Ebu Hureyre demiş ki: Bir gazvede (başka bir rivayette, Gazve-i Tebük’te), ordu aç kaldı. Resul-i Ekrem aleyhissalâtü vesselâm ferman etti: هَلْ مِن شَىْءٍ “Bir şey var mı?” diye emretti. Ben dedim: “Heybede bir parça hurma var.” (Bir rivayette, on beş tane imiş.) Dedi: “Getir.” Getirdim. Mübarek elini soktu, bir kabza çıkardı, bir kaba bıraktı, bereketle dua buyurdular. Sonra onar onar askeri çağırdı, umumen yediler. Sonra ferman etti: خُذْ مَا جِئْتَ بِهٖ وَاقْبِضْ عَلَيْهِ وَلَا تَكُبَّهُ Ben aldım, elimi o heybeye soktum. Evvel getirdiğim kadar elime geçti. Sonra Resul-i Ekrem aleyhissalâtü vesselâm hayatında, Ebu Bekir ve Ömer ve Osman hayatında o hurmalardan yedim. (Başka bir tarikte rivayet edilmiş ki: O hurmalardan kaç yük, fîsebilillâh sarf ettim. Sonra Hazret-i Osman’ın katlinde o hurma, kabıyla nehb ve gârat edildi, gitti.) 1
İşte, hoca-i kâinat olan Fahr-i Âlem aleyhissalâtü vesselâmın kudsî medresesi ve tekyesi olan Suffenin demirbaş bir mühim talebesi ve müridi ve kuvve-i hafızanın ziyadesi için dua-yı nebeviyeye mazhar olan Hazret-i Ebu Hureyre, Gazve-i Tebük gibi bir mecma-ı nasta vukuunu haber verdiği şu mucize-i bereket, manen bir ordu sözü kadar kat’î ve kuvvetli olmak gerektir.

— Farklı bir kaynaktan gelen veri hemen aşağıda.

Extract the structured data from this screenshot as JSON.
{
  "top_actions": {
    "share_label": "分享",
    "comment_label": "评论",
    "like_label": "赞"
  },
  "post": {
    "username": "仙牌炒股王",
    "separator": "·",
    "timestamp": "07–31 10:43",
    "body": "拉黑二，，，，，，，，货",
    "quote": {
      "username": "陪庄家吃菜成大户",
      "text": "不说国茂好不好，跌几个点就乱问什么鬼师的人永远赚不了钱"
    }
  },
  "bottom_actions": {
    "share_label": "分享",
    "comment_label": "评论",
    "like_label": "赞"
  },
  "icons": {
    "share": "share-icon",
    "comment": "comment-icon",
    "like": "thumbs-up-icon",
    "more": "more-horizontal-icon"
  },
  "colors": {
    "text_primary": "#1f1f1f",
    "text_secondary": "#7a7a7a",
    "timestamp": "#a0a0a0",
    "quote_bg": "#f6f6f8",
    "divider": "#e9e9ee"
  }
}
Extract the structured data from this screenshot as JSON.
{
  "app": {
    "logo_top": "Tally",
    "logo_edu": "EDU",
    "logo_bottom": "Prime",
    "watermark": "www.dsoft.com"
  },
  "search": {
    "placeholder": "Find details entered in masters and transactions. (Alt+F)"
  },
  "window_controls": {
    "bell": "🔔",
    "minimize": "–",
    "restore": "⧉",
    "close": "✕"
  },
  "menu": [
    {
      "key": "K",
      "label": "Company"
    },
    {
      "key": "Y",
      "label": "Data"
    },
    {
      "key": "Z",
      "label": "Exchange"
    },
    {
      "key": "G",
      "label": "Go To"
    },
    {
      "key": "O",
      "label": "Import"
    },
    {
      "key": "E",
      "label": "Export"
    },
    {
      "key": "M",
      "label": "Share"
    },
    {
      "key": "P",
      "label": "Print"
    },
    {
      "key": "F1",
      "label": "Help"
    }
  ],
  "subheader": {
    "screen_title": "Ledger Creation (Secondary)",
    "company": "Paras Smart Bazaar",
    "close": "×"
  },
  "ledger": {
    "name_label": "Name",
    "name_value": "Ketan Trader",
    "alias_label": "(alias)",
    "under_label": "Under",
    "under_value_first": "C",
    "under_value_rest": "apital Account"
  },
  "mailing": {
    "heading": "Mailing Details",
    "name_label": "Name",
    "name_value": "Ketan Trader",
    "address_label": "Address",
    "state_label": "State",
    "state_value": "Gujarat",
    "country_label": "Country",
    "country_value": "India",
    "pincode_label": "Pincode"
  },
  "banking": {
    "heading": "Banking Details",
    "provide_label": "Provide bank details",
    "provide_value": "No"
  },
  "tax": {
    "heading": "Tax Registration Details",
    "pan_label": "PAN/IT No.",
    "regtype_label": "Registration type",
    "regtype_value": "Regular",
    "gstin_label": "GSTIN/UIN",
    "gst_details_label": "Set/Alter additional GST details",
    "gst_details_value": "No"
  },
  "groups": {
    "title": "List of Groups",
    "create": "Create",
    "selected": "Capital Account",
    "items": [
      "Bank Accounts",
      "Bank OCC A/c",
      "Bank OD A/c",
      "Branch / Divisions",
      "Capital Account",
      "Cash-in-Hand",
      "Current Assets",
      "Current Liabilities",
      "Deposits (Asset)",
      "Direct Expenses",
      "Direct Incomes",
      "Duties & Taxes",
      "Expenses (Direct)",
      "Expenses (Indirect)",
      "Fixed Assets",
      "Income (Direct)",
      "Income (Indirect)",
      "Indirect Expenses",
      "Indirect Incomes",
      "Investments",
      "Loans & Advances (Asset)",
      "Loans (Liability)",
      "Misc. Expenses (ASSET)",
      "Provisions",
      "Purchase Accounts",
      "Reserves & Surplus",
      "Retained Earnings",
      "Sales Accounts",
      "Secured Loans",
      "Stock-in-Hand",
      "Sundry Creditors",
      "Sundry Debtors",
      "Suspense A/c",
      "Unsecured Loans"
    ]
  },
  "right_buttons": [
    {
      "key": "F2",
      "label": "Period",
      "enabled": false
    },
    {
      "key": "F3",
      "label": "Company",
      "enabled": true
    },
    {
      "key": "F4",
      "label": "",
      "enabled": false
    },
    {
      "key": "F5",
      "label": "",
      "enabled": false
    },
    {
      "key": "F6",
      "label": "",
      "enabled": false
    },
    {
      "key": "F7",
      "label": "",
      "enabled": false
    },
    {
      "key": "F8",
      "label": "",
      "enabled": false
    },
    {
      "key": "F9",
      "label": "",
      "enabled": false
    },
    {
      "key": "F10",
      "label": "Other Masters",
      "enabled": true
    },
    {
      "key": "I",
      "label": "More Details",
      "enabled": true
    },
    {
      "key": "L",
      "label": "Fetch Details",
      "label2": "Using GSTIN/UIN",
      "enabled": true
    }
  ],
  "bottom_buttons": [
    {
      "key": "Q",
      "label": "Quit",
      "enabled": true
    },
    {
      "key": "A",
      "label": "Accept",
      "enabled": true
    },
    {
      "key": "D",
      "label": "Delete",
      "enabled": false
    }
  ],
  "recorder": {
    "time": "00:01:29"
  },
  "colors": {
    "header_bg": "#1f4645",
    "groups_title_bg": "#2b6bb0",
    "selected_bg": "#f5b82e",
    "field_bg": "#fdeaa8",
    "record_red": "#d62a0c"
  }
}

On Altıncı Misâl: Başta Buharî, kütüb-ü sahiha nakl-i kat’î ile beyan ediyorlar ki:
Hazret-i Ebu Hureyre aç olmuş. Resul-i Ekrem aleyhissalâtü vesselâmın arkasından gidip menzil-i saadete gitmişler. Bakarlar ki, bir kadeh süt oraya hediye getirilmiş. Resul-i Ekrem aleyhissalâtü vesselâm emretti ki: “Ehl-i Suffeyi çağır.” Ben kalbimden dedim ki: “Bu sütün bütününü ben içebilirim; ben daha ziyade muhtacım.” Fakat emr-i nebevî için onları topladım, getirdim. Yüzü mütecaviz idiler. Ferman etti: “Onlara içir.”